Beginning with that 2003 heat wave, Drouhin noticed his family’s older vineyards fared better in extreme weather than younger plantings of various clones of pinot noir and chardonnay that were in fashion throughout the 1990s. In 2008, Maison Drouhin joined 50 other wineries in an effort to identify and propagate older strains of vines before they die off. This year, that group is expanding its program to additional nurseries to get this older genetic material into more vineyards.

“We have a fantastic database of 560 strains of pinot noir and 250 of chardonnay,” Drouhin says. They will also be researching how different rootstocks fare under changing temperatures and extreme conditions and whether reducing the number of vines per hectare will strengthen vineyard health, he said.

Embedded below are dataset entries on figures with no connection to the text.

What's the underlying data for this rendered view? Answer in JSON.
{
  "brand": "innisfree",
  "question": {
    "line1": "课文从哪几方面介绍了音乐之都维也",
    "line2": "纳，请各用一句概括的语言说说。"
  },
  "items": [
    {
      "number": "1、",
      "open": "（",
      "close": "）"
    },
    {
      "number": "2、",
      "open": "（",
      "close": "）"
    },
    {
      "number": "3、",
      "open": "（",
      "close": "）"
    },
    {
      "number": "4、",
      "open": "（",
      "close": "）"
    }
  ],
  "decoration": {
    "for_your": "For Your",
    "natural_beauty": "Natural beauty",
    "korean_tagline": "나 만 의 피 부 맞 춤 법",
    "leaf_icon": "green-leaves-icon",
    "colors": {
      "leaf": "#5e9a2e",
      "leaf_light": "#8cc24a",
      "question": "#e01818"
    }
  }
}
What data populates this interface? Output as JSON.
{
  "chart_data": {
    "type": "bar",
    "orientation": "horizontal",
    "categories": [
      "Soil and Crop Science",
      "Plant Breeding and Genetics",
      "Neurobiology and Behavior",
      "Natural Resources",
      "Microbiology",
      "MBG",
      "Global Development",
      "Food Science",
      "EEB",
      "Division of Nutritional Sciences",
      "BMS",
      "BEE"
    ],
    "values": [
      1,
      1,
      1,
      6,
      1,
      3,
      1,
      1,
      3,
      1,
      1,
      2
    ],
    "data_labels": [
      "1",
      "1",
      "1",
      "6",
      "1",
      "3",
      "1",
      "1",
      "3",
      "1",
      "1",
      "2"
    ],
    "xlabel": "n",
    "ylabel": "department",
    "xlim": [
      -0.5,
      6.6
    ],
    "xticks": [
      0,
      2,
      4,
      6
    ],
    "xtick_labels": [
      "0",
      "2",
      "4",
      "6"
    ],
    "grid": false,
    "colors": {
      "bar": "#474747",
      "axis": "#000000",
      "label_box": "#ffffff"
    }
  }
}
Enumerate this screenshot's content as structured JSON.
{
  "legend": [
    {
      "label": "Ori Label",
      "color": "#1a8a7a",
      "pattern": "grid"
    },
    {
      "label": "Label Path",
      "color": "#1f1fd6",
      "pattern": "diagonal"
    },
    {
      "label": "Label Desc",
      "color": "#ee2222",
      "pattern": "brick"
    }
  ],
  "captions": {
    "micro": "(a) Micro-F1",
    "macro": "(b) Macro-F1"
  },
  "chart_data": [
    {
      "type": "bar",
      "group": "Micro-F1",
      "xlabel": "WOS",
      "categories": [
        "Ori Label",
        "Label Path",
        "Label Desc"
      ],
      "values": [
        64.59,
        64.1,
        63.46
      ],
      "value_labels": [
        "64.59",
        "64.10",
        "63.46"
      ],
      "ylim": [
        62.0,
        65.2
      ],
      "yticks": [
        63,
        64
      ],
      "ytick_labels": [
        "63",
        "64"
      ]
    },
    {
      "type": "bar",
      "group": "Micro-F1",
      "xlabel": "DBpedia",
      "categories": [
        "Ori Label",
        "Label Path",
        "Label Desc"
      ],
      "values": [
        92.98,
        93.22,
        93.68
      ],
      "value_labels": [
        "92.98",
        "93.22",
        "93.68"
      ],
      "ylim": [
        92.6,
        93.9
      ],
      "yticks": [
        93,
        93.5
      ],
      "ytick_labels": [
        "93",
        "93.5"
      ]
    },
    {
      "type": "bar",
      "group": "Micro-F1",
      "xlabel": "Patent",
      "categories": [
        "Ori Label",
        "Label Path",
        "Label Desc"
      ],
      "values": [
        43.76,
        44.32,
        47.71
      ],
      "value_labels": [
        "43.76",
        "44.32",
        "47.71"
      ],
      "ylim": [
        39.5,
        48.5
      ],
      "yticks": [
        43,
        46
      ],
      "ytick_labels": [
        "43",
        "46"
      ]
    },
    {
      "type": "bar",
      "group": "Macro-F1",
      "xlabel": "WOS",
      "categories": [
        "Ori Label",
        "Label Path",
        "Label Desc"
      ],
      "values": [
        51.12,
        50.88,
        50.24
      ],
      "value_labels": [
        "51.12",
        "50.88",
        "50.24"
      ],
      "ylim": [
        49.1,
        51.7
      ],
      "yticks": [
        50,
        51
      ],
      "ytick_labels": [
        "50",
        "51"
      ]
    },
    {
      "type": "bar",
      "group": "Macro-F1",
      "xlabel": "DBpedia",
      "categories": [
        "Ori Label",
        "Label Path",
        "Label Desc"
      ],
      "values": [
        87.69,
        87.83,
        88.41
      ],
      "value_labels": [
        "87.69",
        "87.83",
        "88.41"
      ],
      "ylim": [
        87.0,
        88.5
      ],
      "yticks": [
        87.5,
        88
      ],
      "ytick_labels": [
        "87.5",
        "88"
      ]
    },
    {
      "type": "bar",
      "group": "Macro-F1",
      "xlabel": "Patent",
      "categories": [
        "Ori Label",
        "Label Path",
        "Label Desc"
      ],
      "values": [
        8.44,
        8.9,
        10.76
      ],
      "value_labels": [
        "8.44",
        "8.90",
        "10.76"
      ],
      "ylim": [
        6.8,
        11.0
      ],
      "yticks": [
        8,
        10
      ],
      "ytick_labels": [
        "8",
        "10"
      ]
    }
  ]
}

This is a different approach than in Bordeaux, where growers are experimenting with outside varieties, such as Portugal’s touriga nacional, to see if the grapes might adapt to the region’s climate and produce wines stylistically akin to what we recognize as bordeaux. Burgundy is focusing inward, looking to its oldest and most venerable vines for an ancient answer to a modern menace.

“We do have to be open-minded, though,” Drouhin says. So the BIVB will sponsor research into crossbreeding pinot noir and chardonnay with other varieties with ancient history in Burgundy. Those include cesar, gamay and even trousseau, a trendy red variety native to the Jura region of southeastern France. “These are not GMO,” he stressed, referring to genetic modification of crops. “This is crossbreeding to see how they fare over several years in our changing conditions.”

Results won’t come soon. “The scale of time for a vineyard is not three years, it’s at least 10 years,” Drouhin said. “But climate change is progressing at a greater pace than the research we are doing. So we cannot waste time.”